Compare HCbeta with one classical estimator
For a quick comparison, put HCbeta next to a classical estimator such as HC3.
hc3 <- hcinfer(fit, type = "hc3")
extract_income <- function(res, method) {
row <- tests(res, parm = "income_scaled_sq")
ci <- confint(res, parm = "income_scaled_sq")
tibble::tibble(
method = method,
estimate = row$estimate,
std_error = row$std_error,
p_value = row$p_value,
conf_low = ci$conf_low,
conf_high = ci$conf_high
)
}
compare_hc3 <- dplyr::bind_rows(
extract_income(result, "hcbeta"),
extract_income(hc3, "hc3")
)
compare_hc3
#> # A tibble: 2 × 6
#> method estimate std_error p_value conf_low conf_high
#> <chr> <dbl> <dbl> <dbl> <dbl> <dbl>
#> 1 hcbeta 1587. 1547. 0.305 -1446. 4620.

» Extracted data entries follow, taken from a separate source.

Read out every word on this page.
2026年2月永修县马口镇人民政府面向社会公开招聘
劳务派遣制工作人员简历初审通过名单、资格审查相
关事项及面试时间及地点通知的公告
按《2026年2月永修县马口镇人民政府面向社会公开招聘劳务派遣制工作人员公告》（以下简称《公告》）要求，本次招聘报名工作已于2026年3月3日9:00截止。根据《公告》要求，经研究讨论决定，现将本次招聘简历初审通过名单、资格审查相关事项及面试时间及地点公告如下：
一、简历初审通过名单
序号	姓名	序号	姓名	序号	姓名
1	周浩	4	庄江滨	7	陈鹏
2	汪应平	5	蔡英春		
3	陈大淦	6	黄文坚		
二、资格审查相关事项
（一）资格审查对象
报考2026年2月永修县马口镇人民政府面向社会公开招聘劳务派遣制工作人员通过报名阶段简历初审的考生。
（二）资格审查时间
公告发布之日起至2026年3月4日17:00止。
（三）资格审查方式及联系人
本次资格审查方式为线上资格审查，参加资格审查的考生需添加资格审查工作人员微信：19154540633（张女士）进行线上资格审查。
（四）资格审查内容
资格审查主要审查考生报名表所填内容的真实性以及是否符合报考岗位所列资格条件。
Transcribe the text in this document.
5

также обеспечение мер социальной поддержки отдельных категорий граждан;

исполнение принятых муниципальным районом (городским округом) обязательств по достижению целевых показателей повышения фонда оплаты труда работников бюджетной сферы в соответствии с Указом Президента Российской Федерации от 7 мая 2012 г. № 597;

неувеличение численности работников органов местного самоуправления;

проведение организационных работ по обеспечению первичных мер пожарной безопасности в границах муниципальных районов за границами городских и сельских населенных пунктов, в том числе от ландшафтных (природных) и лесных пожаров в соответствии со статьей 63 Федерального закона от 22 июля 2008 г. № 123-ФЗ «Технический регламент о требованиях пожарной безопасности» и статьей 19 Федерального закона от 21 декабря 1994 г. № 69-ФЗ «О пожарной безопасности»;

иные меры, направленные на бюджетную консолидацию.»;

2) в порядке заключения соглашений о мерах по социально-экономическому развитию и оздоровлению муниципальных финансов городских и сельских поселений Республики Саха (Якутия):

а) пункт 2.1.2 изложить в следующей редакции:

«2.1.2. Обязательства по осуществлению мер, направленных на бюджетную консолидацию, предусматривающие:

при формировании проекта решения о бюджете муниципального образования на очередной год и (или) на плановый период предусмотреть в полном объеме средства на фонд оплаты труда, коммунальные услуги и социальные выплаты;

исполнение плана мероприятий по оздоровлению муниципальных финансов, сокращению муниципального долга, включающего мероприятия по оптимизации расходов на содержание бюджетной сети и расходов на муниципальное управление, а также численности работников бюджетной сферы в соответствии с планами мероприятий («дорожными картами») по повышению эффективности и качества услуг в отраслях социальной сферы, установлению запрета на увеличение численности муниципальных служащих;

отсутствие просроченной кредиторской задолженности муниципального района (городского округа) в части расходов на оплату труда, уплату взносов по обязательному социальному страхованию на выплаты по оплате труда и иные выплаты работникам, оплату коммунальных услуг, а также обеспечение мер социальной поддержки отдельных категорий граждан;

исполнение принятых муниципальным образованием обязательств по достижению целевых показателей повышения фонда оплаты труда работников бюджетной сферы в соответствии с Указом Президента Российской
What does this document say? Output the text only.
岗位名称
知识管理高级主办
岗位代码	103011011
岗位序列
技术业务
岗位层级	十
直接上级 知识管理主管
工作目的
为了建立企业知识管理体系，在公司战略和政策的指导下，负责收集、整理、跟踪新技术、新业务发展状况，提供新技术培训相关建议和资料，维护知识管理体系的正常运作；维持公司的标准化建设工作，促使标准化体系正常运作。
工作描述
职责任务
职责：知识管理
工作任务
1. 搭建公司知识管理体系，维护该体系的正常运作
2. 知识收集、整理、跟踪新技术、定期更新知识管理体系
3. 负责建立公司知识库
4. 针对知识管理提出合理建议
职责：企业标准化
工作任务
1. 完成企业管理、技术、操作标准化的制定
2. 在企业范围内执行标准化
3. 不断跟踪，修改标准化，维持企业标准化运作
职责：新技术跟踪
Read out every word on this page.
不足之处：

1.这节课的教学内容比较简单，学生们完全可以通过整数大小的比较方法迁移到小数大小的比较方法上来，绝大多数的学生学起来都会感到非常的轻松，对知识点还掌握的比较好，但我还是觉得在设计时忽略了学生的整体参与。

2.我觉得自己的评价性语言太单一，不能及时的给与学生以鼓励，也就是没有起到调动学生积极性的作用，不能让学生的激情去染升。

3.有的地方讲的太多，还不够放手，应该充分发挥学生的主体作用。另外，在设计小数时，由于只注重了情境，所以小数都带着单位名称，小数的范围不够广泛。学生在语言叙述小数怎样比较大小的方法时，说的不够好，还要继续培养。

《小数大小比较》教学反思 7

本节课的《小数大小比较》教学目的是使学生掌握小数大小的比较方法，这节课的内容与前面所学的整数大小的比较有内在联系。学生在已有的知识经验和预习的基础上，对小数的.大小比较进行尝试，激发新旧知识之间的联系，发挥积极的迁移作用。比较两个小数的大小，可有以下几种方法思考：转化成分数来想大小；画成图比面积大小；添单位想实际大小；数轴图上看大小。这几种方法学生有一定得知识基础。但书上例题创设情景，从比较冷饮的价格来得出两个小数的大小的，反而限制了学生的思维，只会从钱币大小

#> 2 hc3 1587. 1995. 0.426 -2324. 5498.Practical workflow
For routine analyses:
- Fit an OLS model with
lm(). - Run
hcinfer(fit)orhcinfer(fit, type = "hcbeta"). - Use
summary(result)for readable output. - Use
tests(result),confint(result),coef(result), andvcov(result)for extracted values. - Inspect
result$weights,result$leverage, andresult$method_paramswhen diagnostics are needed.
Use vignette("hcinfer-comparison") when you want to
compare HCbeta with other estimators implemented in the package.